Comencemos con don Quijote, sus costumbres y sus decisiones de partida. Don Quijote lee mucho, como se nos dice en el capítulo I. Pero la novela de Cervantes, como vemos en los capítulos VI, con el escrutinio de la biblioteca, y XLVIII, con el diálogo en torno a los tipos de comedias, en la Primera parte, sugiere que no todas las lecturas son iguales: aquellas que nos enseñan la realidad nos educan y nos preparan para la vida mientras que las fantásticas nos dan una visión alterada y no nos ayudan a actuar adecuadamente porque nos enajenan. A continuación don Quijote toma una decisión, la de actuar, pues ya no le basta con leer. Leer mucho enseña mucho pero no tiene ninguna consecuencia externa en la sociedad si no se actúa, vertiendo lo aprendido y meditado en los demás. Es evidente que leer y actuar son indiferentes al género y nos dan una primera propuesta feminista: hay que informarse, leer y conocer, pero a continuación, hay que actuar para mejorar el mundo, para erradicar la discriminación y el maltrato en nuestra esfera posible. Y dentro de ese actuar, la primera decisión concreta de don Quijote es hacerse caballero, caballero andante, pero el primer término de ese sintagma es “caballero”, hombre que se porta con nobleza y generosidad con los demás, porque leer es un acto solitario pero la actuación implica siempre la relación con los otros. Ser un caballero significa comportarse bien, correctamente, con justicia y honor en cualquier circunstancia, con cualquiera. Ese comportamiento justo y honesto debía ser especialmente escrupuloso con la mujer en una época en que la mujer se sentía supeditada al hombre, y ahora debe ser extensible a cualquier persona. Esto es lo que don Quijote intenta, de ahí que las referencias al respeto y a la defensa de la mujer por parte de don Quijote se extiendan desde el comienzo hasta el final de la obra. Quien no trata bien a una mujer no es un caballero, por tanto, un caballero, el que hace justicia a una mujer es, de alguna manera, un feminista.

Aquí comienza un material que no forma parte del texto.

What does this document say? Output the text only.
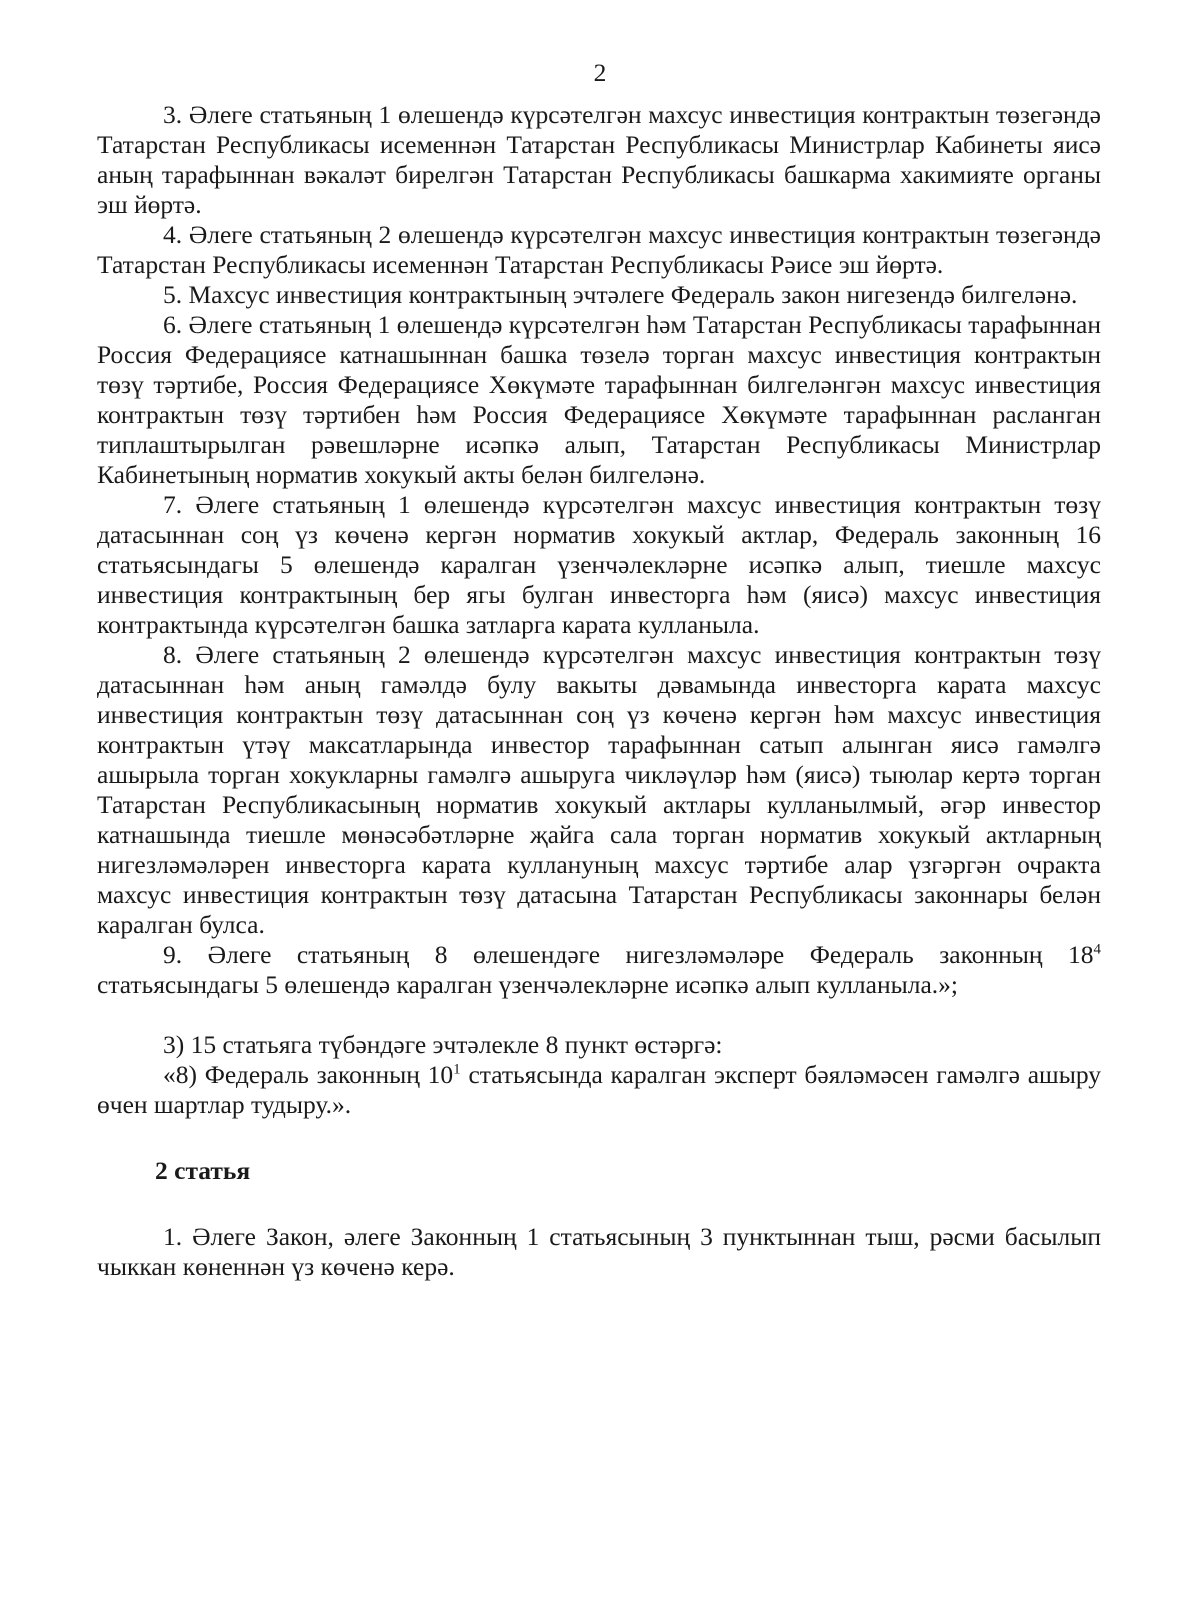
2

3. Әлеге статьяның 1 өлешендә күрсәтелгән махсус инвестиция контрактын төзегәндә Татарстан Республикасы исеменнән Татарстан Республикасы Министрлар Кабинеты яисә аның тарафыннан вәкаләт бирелгән Татарстан Республикасы башкарма хакимияте органы эш йөртә.

4. Әлеге статьяның 2 өлешендә күрсәтелгән махсус инвестиция контрактын төзегәндә Татарстан Республикасы исеменнән Татарстан Республикасы Рәисе эш йөртә.

5. Махсус инвестиция контрактының эчтәлеге Федераль закон нигезендә билгеләнә.

6. Әлеге статьяның 1 өлешендә күрсәтелгән һәм Татарстан Республикасы тарафыннан Россия Федерациясе катнашыннан башка төзелә торган махсус инвестиция контрактын төзү тәртибе, Россия Федерациясе Хөкүмәте тарафыннан билгеләнгән махсус инвестиция контрактын төзү тәртибен һәм Россия Федерациясе Хөкүмәте тарафыннан расланган типлаштырылган рәвешләрне исәпкә алып, Татарстан Республикасы Министрлар Кабинетының норматив хокукый акты белән билгеләнә.

7. Әлеге статьяның 1 өлешендә күрсәтелгән махсус инвестиция контрактын төзү датасыннан соң үз көченә кергән норматив хокукый актлар, Федераль законның 16 статьясындагы 5 өлешендә каралган үзенчәлекләрне исәпкә алып, тиешле махсус инвестиция контрактының бер ягы булган инвесторга һәм (яисә) махсус инвестиция контрактында күрсәтелгән башка затларга карата кулланыла.

8. Әлеге статьяның 2 өлешендә күрсәтелгән махсус инвестиция контрактын төзү датасыннан һәм аның гамәлдә булу вакыты дәвамында инвесторга карата махсус инвестиция контрактын төзү датасыннан соң үз көченә кергән һәм махсус инвестиция контрактын үтәү максатларында инвестор тарафыннан сатып алынган яисә гамәлгә ашырыла торган хокукларны гамәлгә ашыруга чикләүләр һәм (яисә) тыюлар кертә торган Татарстан Республикасының норматив хокукый актлары кулланылмый, әгәр инвестор катнашында тиешле мөнәсәбәтләрне җайга сала торган норматив хокукый актларның нигезләмәләрен инвесторга карата куллануның махсус тәртибе алар үзгәргән очракта махсус инвестиция контрактын төзү датасына Татарстан Республикасы законнары белән каралган булса.

9. Әлеге статьяның 8 өлешендәге нигезләмәләре Федераль законның $18^4$ статьясындагы 5 өлешендә каралган үзенчәлекләрне исәпкә алып кулланыла.»;

3) 15 статьяга түбәндәге эчтәлекле 8 пункт өстәргә:

«8) Федераль законның $10^1$ статьясында каралган эксперт бәяләмәсен гамәлгә ашыру өчен шартлар тудыру.».

2 статья

1. Әлеге Закон, әлеге Законның 1 статьясының 3 пунктыннан тыш, рәсми басылып чыккан көненнән үз көченә керә.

Como el caballero de los libros de caballerías debe tener una dama a la que ofrecer sus servicios y su respeto, don Quijote, que no la tiene, busca una en el capítulo I. Será Aldonza Lorenzo, a la que a partir de entonces llamará, dulcificando y ennobleciendo el nombre, Dulcinea del Toboso. La acción tiene sentido cuando se realiza en función de los demás y ¿por qué no? para agradar especialmente a una persona concreta, a la persona amada, sea mujer u hombre, abriendo el abanico genérico. Pero don Quijote prácticamente no sabe nada de Aldonza Lorenzo, porque en el capítulo IX de la Segunda parte dirá a Sancho que no la ha visto nunca y sólo se ha enamorado de oídas, es decir, se está inventando a su Dulcinea. ¿Es acertada esa recreación? ¿Es buena idea enamorarse de una persona inventada, ignorando su realidad? Queda aquí en suspenso esta elección creativa de Dulcinea para retomarla al final.

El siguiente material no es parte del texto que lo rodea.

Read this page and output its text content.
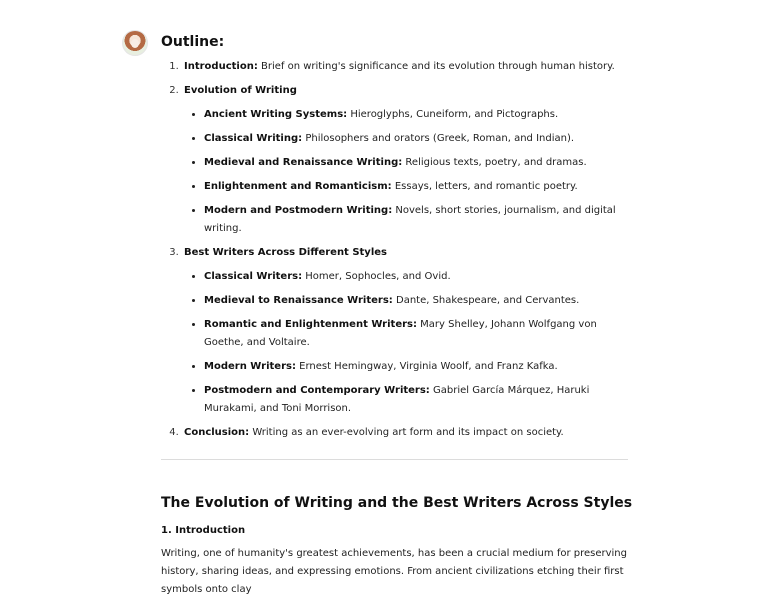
Outline:
1. Introduction: Brief on writing's significance and its evolution through human history.
2. Evolution of Writing
• Ancient Writing Systems: Hieroglyphs, Cuneiform, and Pictographs.
• Classical Writing: Philosophers and orators (Greek, Roman, and Indian).
• Medieval and Renaissance Writing: Religious texts, poetry, and dramas.
• Enlightenment and Romanticism: Essays, letters, and romantic poetry.
• Modern and Postmodern Writing: Novels, short stories, journalism, and digital writing.
3. Best Writers Across Different Styles
• Classical Writers: Homer, Sophocles, and Ovid.
• Medieval to Renaissance Writers: Dante, Shakespeare, and Cervantes.
• Romantic and Enlightenment Writers: Mary Shelley, Johann Wolfgang von Goethe, and Voltaire.
• Modern Writers: Ernest Hemingway, Virginia Woolf, and Franz Kafka.
• Postmodern and Contemporary Writers: Gabriel García Márquez, Haruki Murakami, and Toni Morrison.
4. Conclusion: Writing as an ever-evolving art form and its impact on society.
The Evolution of Writing and the Best Writers Across Styles
1. Introduction
Writing, one of humanity's greatest achievements, has been a crucial medium for preserving history, sharing ideas, and expressing emotions. From ancient civilizations etching their first symbols onto clay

Dejamos de lado en el capítulo II los comentarios dignificantes de don Quijote a las dos prostitutas que le ayudan a quitarse la armadura: “Nunca hubo gran caballero / de damas tan bien servido”, porque nuestro caballero transforma a pobres mujeres en doncellas y damas, enalteciéndolas. Del mismo modo, en el capítulo IX se enfrentará con la espada al vizcaíno, pero respetará la voluntad de la dama a la que este vizcaíno protege. El respeto a la mujer es una de las señas capitales de identidad del buen caballero, como veremos también en los capítulos XVI y XVII.

La mujer tiene derecho a decidir y actuar con libertad, sin coacciones.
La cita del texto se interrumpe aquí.